The Taylor series for `sin(x)` at `a=pi/3` is therefore:

`f(a)+f'(a)(x-a)+(f''(a))/(2!)(x-a)^2+(f'''(a))/(3!)(x-a)^3+(f''''(a))/(4!)(x-a)^4+cdots`

`=sqrt(3)/2+1/2(x-pi/3)-sqrt(3)/4(x-pi/3)^2-1/12(x-pi/3)^3+sqrt(3)/48(x-pi/3)^4+cdots`.

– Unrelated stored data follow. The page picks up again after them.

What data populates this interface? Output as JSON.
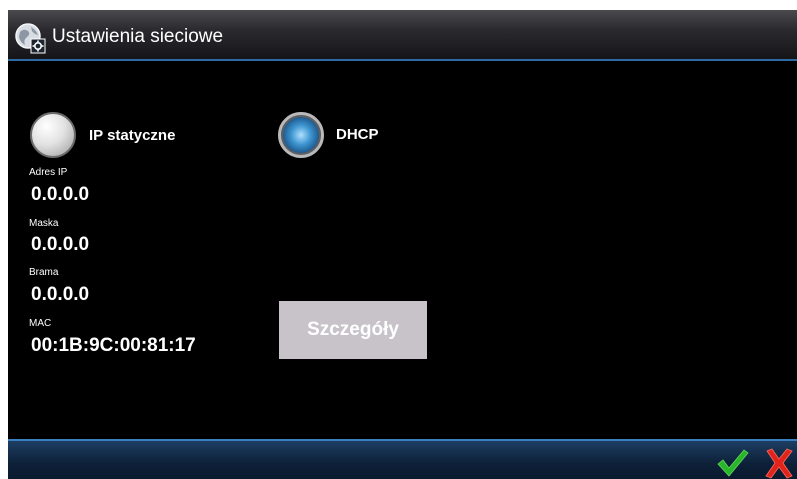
{
  "window": {
    "title": "Ustawienia sieciowe",
    "icon": "globe-settings-icon"
  },
  "mode": {
    "static_ip": {
      "label": "IP statyczne",
      "selected": false
    },
    "dhcp": {
      "label": "DHCP",
      "selected": true
    }
  },
  "fields": {
    "ip": {
      "label": "Adres IP",
      "value": "0.0.0.0"
    },
    "mask": {
      "label": "Maska",
      "value": "0.0.0.0"
    },
    "gateway": {
      "label": "Brama",
      "value": "0.0.0.0"
    },
    "mac": {
      "label": "MAC",
      "value": "00:1B:9C:00:81:17"
    }
  },
  "buttons": {
    "details": "Szczegóły"
  },
  "footer": {
    "ok_icon": "checkmark-icon",
    "cancel_icon": "close-icon",
    "ok_color": "#2ab52a",
    "cancel_color": "#e0241c"
  }
}
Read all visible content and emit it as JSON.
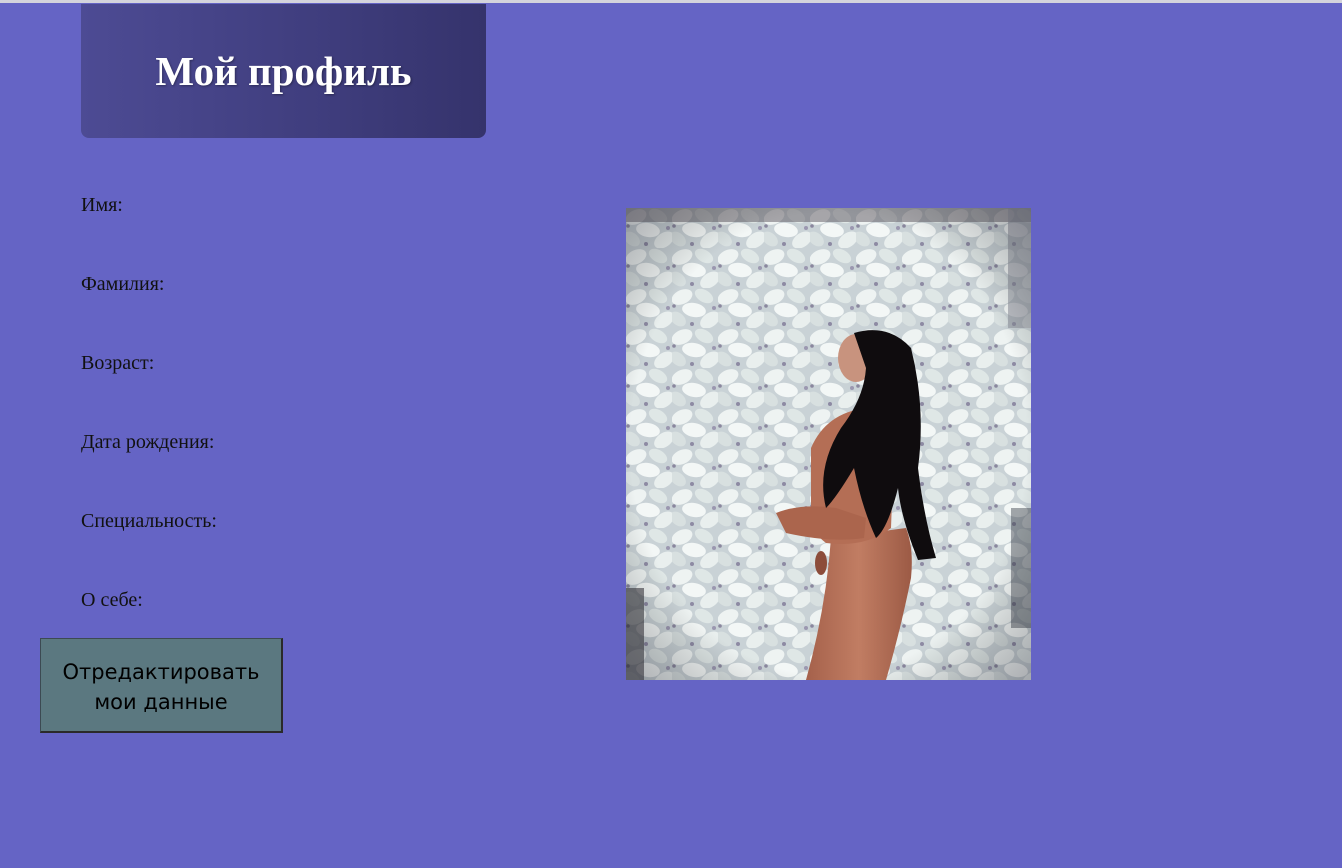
{
  "header": {
    "title": "Мой профиль"
  },
  "profile": {
    "fields": [
      {
        "label": "Имя:"
      },
      {
        "label": "Фамилия:"
      },
      {
        "label": "Возраст:"
      },
      {
        "label": "Дата рождения:"
      },
      {
        "label": "Специальность:"
      },
      {
        "label": "О себе:"
      }
    ],
    "edit_button_line1": "Отредактировать",
    "edit_button_line2": "мои данные"
  },
  "colors": {
    "page_background": "#6564c5",
    "banner_start": "#4d4b94",
    "banner_end": "#35336c",
    "button_background": "#5b7880"
  }
}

If you, for example, substitute `x=1` (radian) into this expansion and stop at the 4th powered term, you'll get:

`sin(1)approx sqrt(3)/2+1/2(1-pi/3)-sqrt(3)/4(1-pi/3)^2-1/12(1-pi/3)^3+sqrt(3)/48(1-pi/3)^4 approx 0.84147`

Using a calculator (in radian mode) gives the same approximation to 5 decimal places (actually, if you carry it out further, it's accurate to 10 decimal places).

To know how accurate you are guaranteed to be requires more theory (see especially Theorem 4 at the following link: http://www.stewartcalculus.com/data/CALCULUS%20Early%20Transcendentals/upfiles/Formulas4RemainderTaylorSeries5ET.pdf )